Colliers International has called for reform of business rates as restaurant and casual dining brands struggle with the “onerous” regime.

A Colliers analysis estimates Byron’s total rateable value has increased 40% with the 2017 Rating Revaluation, up from £7.764m to £10.63m, with the Cut in SE1 alone seeing a crippling 283% rise from £28,500 to £133,000.

Prezzo saw RV up 23% from £12.8m to £15.9m, with a 116% rise in RV in North Audley Street from £78,000 to 169,000.

Jamie Oliver’s total RV bill appears to have risen 28%, up £5.7m to £7.3m with rises highest in Brighton - up 154% from £68,000 to £173,000).

John Webber, head of business rates at Colliers said: “Several dining chains are now suffering from the same woes as the high street retailers who are also seeing reduced footfall as consumer confidence falls, diners cook at home or have takeaways, whilst inflation rises impact on costs and wages rise.

“With the business rate multiplier so high at nearly 50p in the £, property costs are therefore increasingly becoming an important factor as chains decide which outlets to keep open and which to consider closing.
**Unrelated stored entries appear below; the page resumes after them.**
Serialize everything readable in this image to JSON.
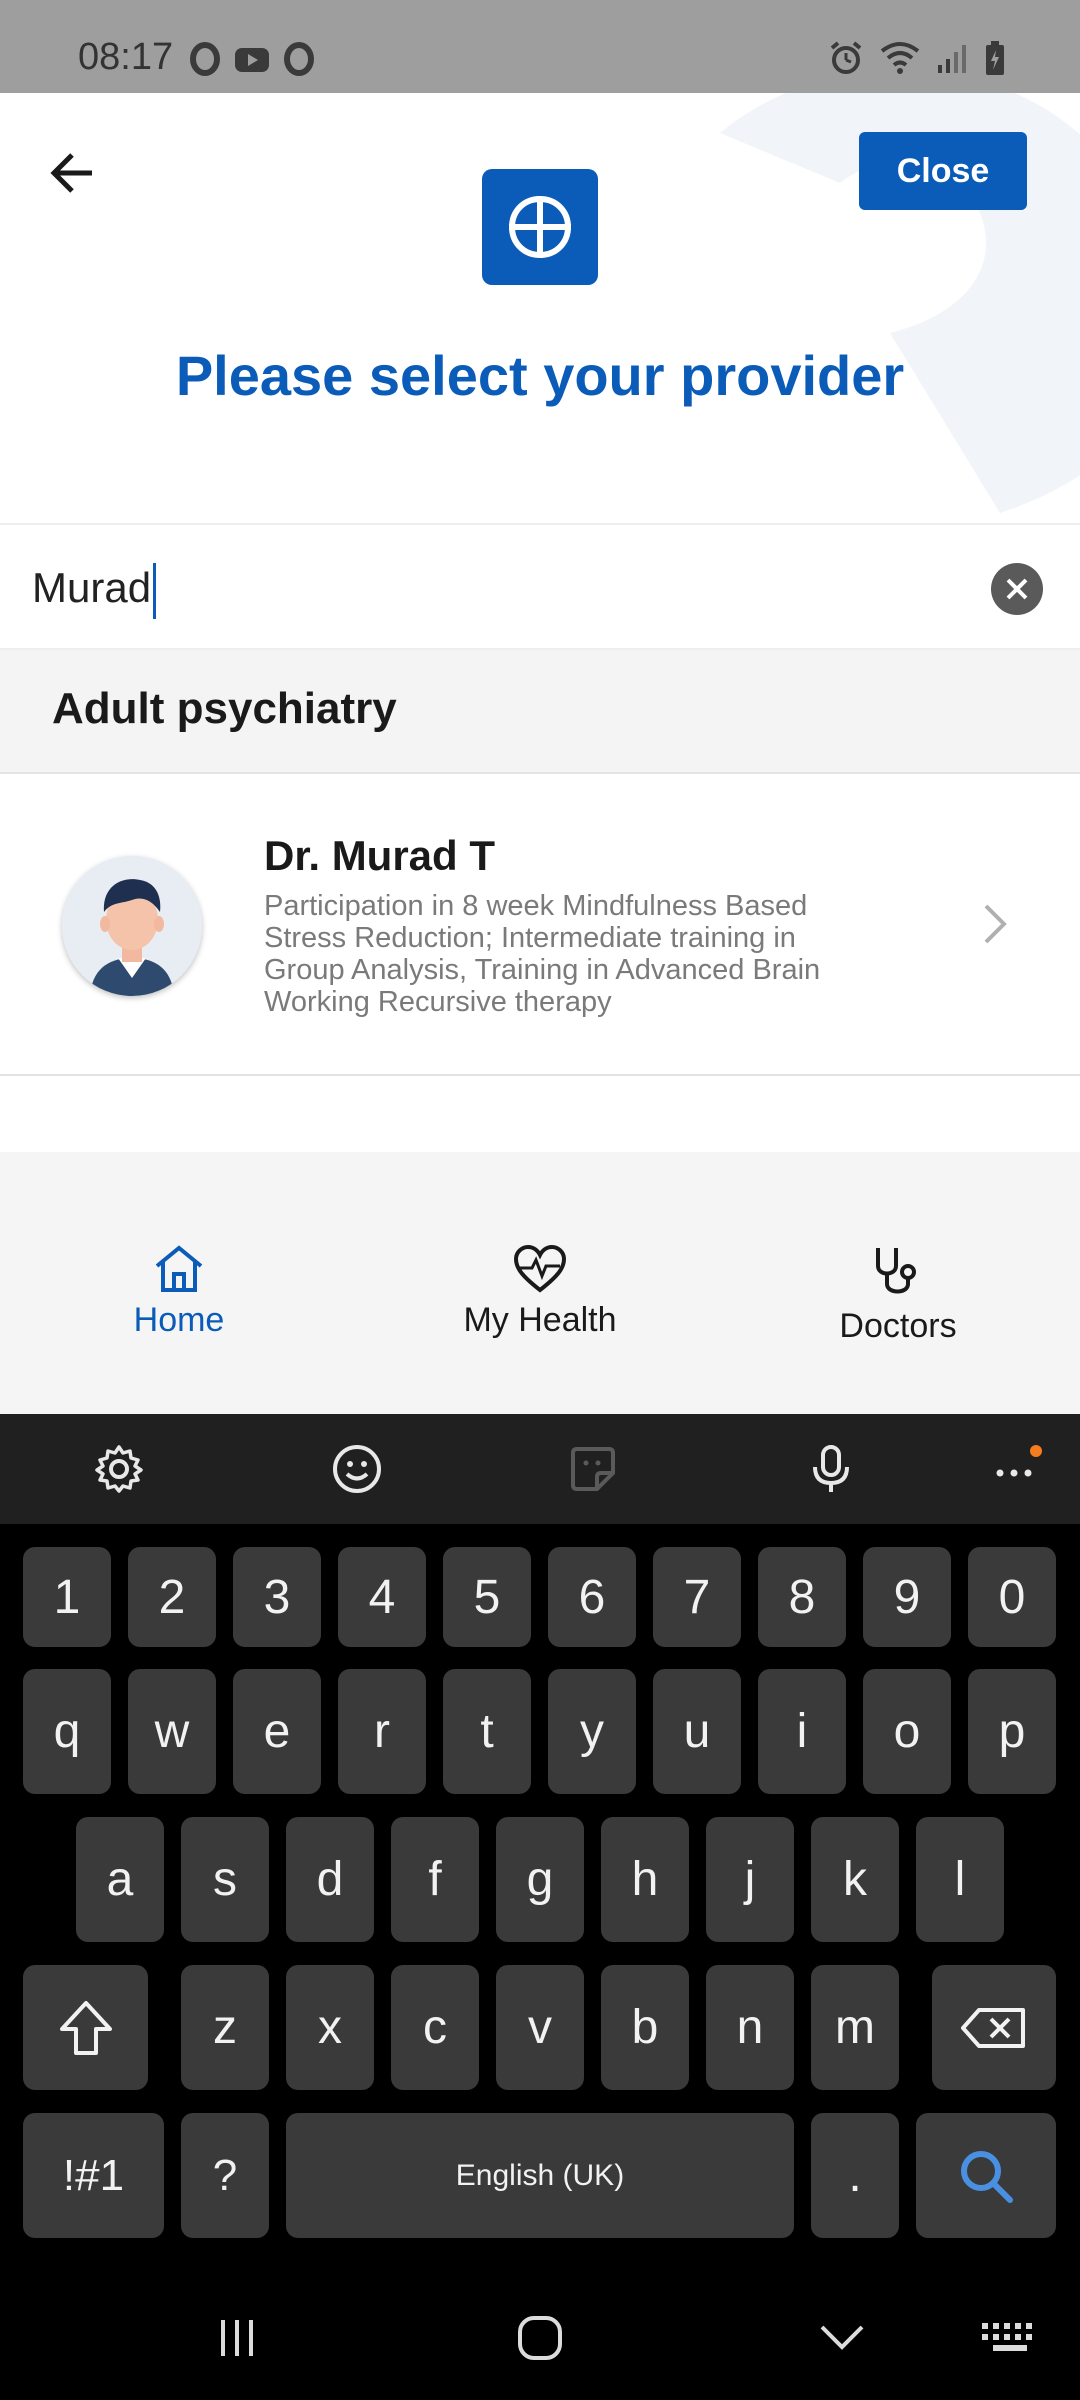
{
  "status_bar": {
    "time": "08:17"
  },
  "header": {
    "title": "Please select your provider",
    "close_label": "Close"
  },
  "search": {
    "value": "Murad"
  },
  "results": {
    "category": "Adult psychiatry",
    "providers": [
      {
        "name": "Dr. Murad T",
        "description_lines": [
          "Participation in 8 week Mindfulness Based",
          "Stress Reduction; Intermediate training in",
          "Group Analysis, Training in Advanced Brain",
          "Working Recursive therapy"
        ]
      }
    ]
  },
  "bottom_nav": {
    "items": [
      {
        "label": "Home",
        "icon": "home-icon",
        "active": true
      },
      {
        "label": "My Health",
        "icon": "heart-pulse-icon",
        "active": false
      },
      {
        "label": "Doctors",
        "icon": "stethoscope-icon",
        "active": false
      }
    ]
  },
  "keyboard": {
    "number_row": [
      "1",
      "2",
      "3",
      "4",
      "5",
      "6",
      "7",
      "8",
      "9",
      "0"
    ],
    "row1": [
      "q",
      "w",
      "e",
      "r",
      "t",
      "y",
      "u",
      "i",
      "o",
      "p"
    ],
    "row2": [
      "a",
      "s",
      "d",
      "f",
      "g",
      "h",
      "j",
      "k",
      "l"
    ],
    "row3": [
      "z",
      "x",
      "c",
      "v",
      "b",
      "n",
      "m"
    ],
    "symbols_label": "!#1",
    "question_label": "?",
    "space_label": "English (UK)",
    "period_label": "."
  },
  "colors": {
    "brand_blue": "#0b5cb8",
    "search_key_blue": "#4a90e2",
    "notification_dot": "#f57c1f"
  }
}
Many companies are now asking their landlords for a reduction in rent as the physical costs of running a property become an increasing burden. Business rates are playing their part in the difficulties as some of the massive rises for particular restaurants show, particularly those in London.

“As for the high street, many former void retail units were taken up by restaurants, and if this sector is now finding the current environment tricky, one wonders about what the high street is going to look like going forward.

“Moving to three-year business rates revaluations is all well and good, but this won’t impact until after 2022. We could be seeing a significant change on the high street landscape in the meantime if nothing is done to support it.

“The Government must act now- to properly reform the system and bring the multiplier down.”